Vince Talotta/TorStar news service

A design by York University-Sheridan College students Peter Hui, left, Gigi Lui and Graham Huber has been selected as the official patch for NASA’s upcoming space shuttle mission.

When the shuttle Atlantis rockets into space later this month, the crew will wear the colourful handiwork of three Toronto students.

The mission’s insignia — woven into a patch for each uniform and spacesuit — is the handiwork of the students, who graduated in the spring from the joint design program of York University and Sheridan College. It was selected from dozens of entries in an international competition.

It adds a little touch of home for Canadian astronaut Steve MacLean, who will walk in space to help install solar panels on the International Space Station, using the robotic arm Canadarm2, during the 12-day mission, scheduled to launch Aug. 27.

“It was an absolutely exhilarating experience,” said Graham Huber, part of the York team that created the mission insignia and a personal patch for MacLean, who earned a doctorate in physics at the university in 1983.

He and colleagues Gigi Lui and Peter Hui had the opportunity to meet with MacLean to learn what elements he felt were important in a design. “He is incredibly humble and a really genuine person,” Huber, 24, said.

The lower section of the insignia is dominated by the shuttle and the two solar panels it will carry into space.
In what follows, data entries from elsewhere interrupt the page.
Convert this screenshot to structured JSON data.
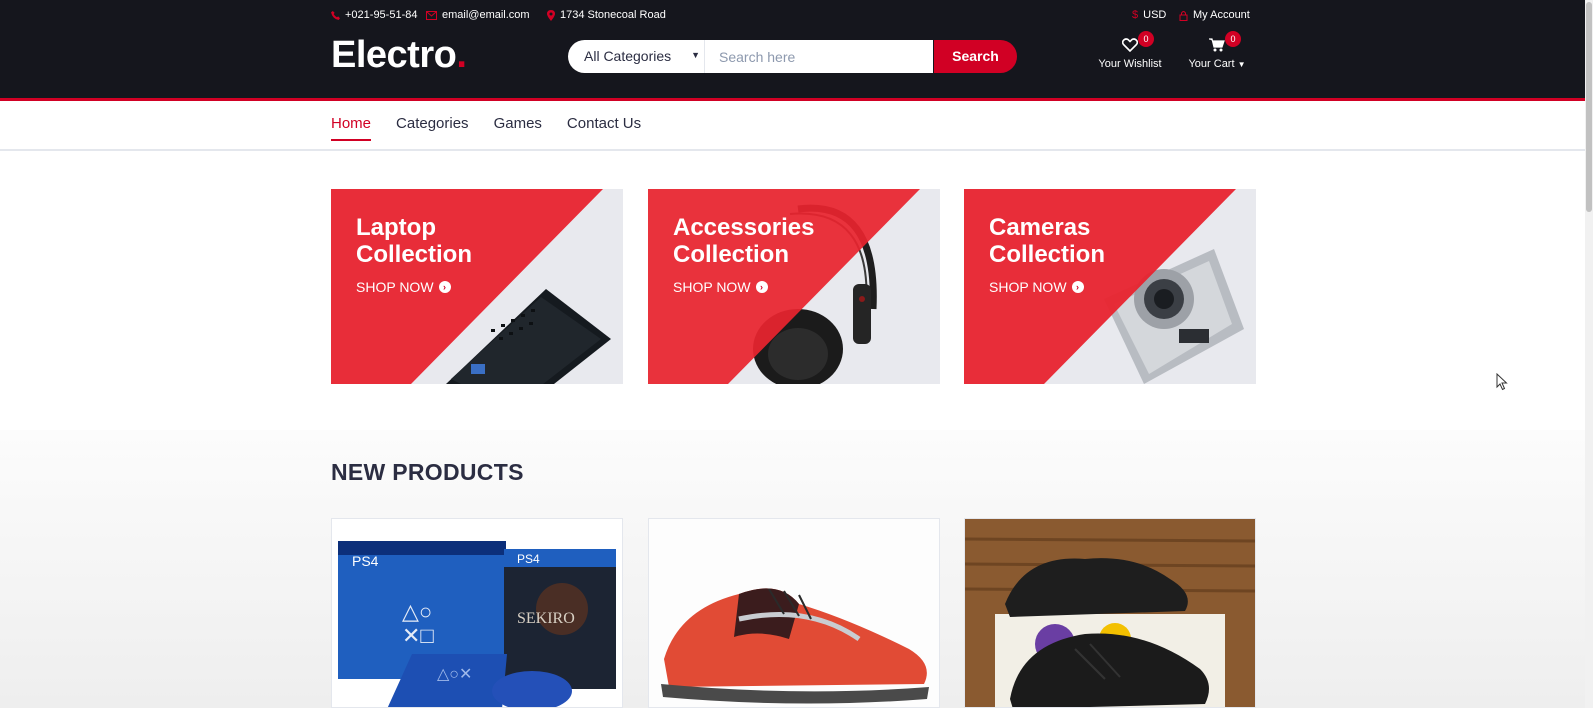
{
  "topbar": {
    "phone": "+021-95-51-84",
    "email": "email@email.com",
    "address": "1734 Stonecoal Road",
    "currency": "USD",
    "account": "My Account"
  },
  "logo": {
    "text": "Electro",
    "dot": "."
  },
  "search": {
    "category": "All Categories",
    "placeholder": "Search here",
    "button": "Search"
  },
  "wishlist": {
    "label": "Your Wishlist",
    "count": "0"
  },
  "cart": {
    "label": "Your Cart",
    "count": "0"
  },
  "nav": {
    "items": [
      {
        "label": "Home",
        "active": true
      },
      {
        "label": "Categories"
      },
      {
        "label": "Games"
      },
      {
        "label": "Contact Us"
      }
    ]
  },
  "collections": [
    {
      "title_line1": "Laptop",
      "title_line2": "Collection",
      "cta": "SHOP NOW",
      "image": "laptop"
    },
    {
      "title_line1": "Accessories",
      "title_line2": "Collection",
      "cta": "SHOP NOW",
      "image": "headphones"
    },
    {
      "title_line1": "Cameras",
      "title_line2": "Collection",
      "cta": "SHOP NOW",
      "image": "camera"
    }
  ],
  "products_section": {
    "title": "NEW PRODUCTS",
    "products": [
      {
        "image": "ps4-bundle",
        "box_texts": [
          "PS4",
          "PS4",
          "SEKIRO"
        ]
      },
      {
        "image": "red-running-shoe"
      },
      {
        "image": "black-sneakers"
      }
    ]
  },
  "colors": {
    "brand": "#d10024",
    "header_bg": "#15161d",
    "text": "#2b2d42"
  }
}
The space station is in the background, highlighted by the sun bursting over Earth’s horizon. MacLean’s personal patch shows him on a spacewalk, with the Canadian-designed Canadarm2 silhouetted by a sun rising from the centre of a red maple leaf.

The Canadian Space Agency says the sunburst “illustrates the importance of the mission’s primary objective: The successful installation and activation of the solar arrays.” The maple leaf emphasizes Canada’s part as one of the 15 nations building the space station, it says.
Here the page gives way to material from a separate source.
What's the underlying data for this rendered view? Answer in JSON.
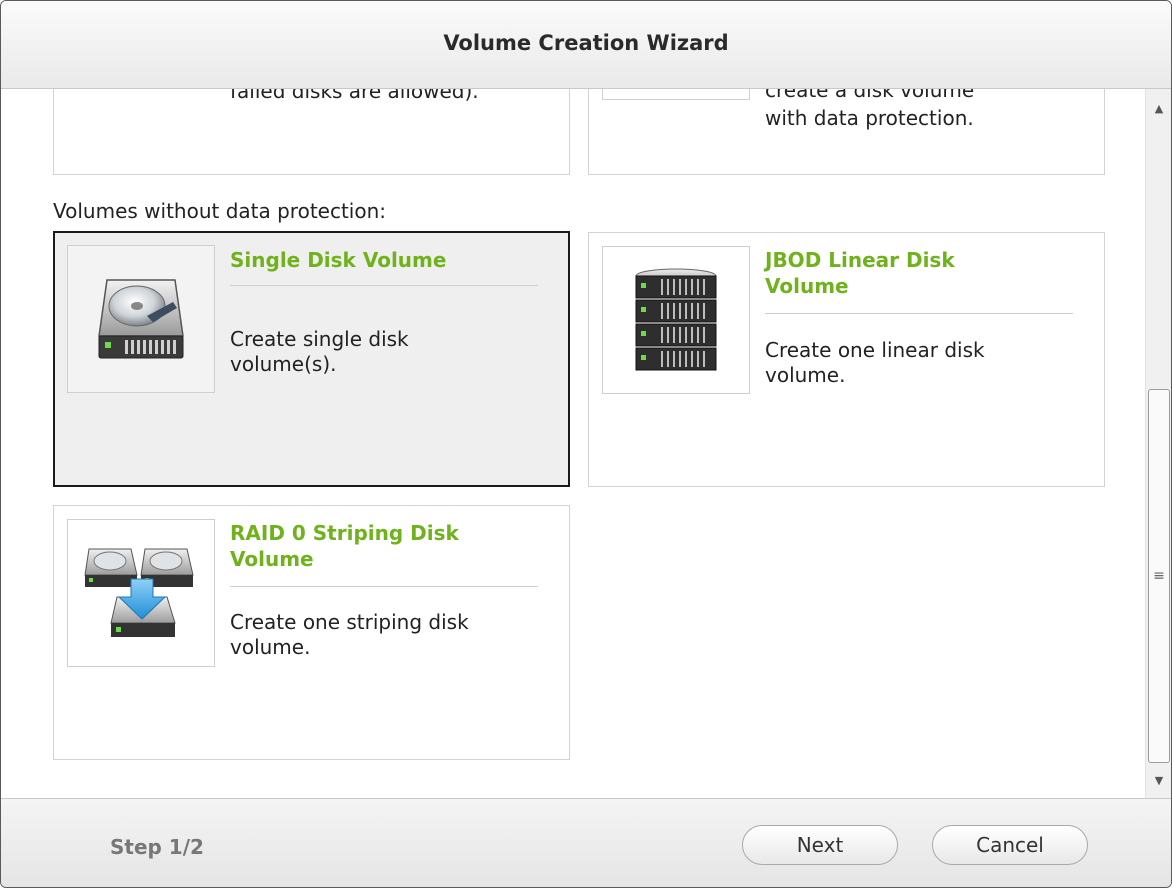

The choice of insignia was left entirely to the crew of shuttle mission STS-115, which personally selected the York design. Huber hopes it will be a handy item on his resumé as he searches for a job in the design field.

Lui — who came here from Hong Kong in 1993 and will return in the fall for a career in design — said she hopes the design shows Canada “as a leader in aerospace technology.”

Huber, Lui and Hui will be flown to Florida as guests of NASA to watch the shuttle launch.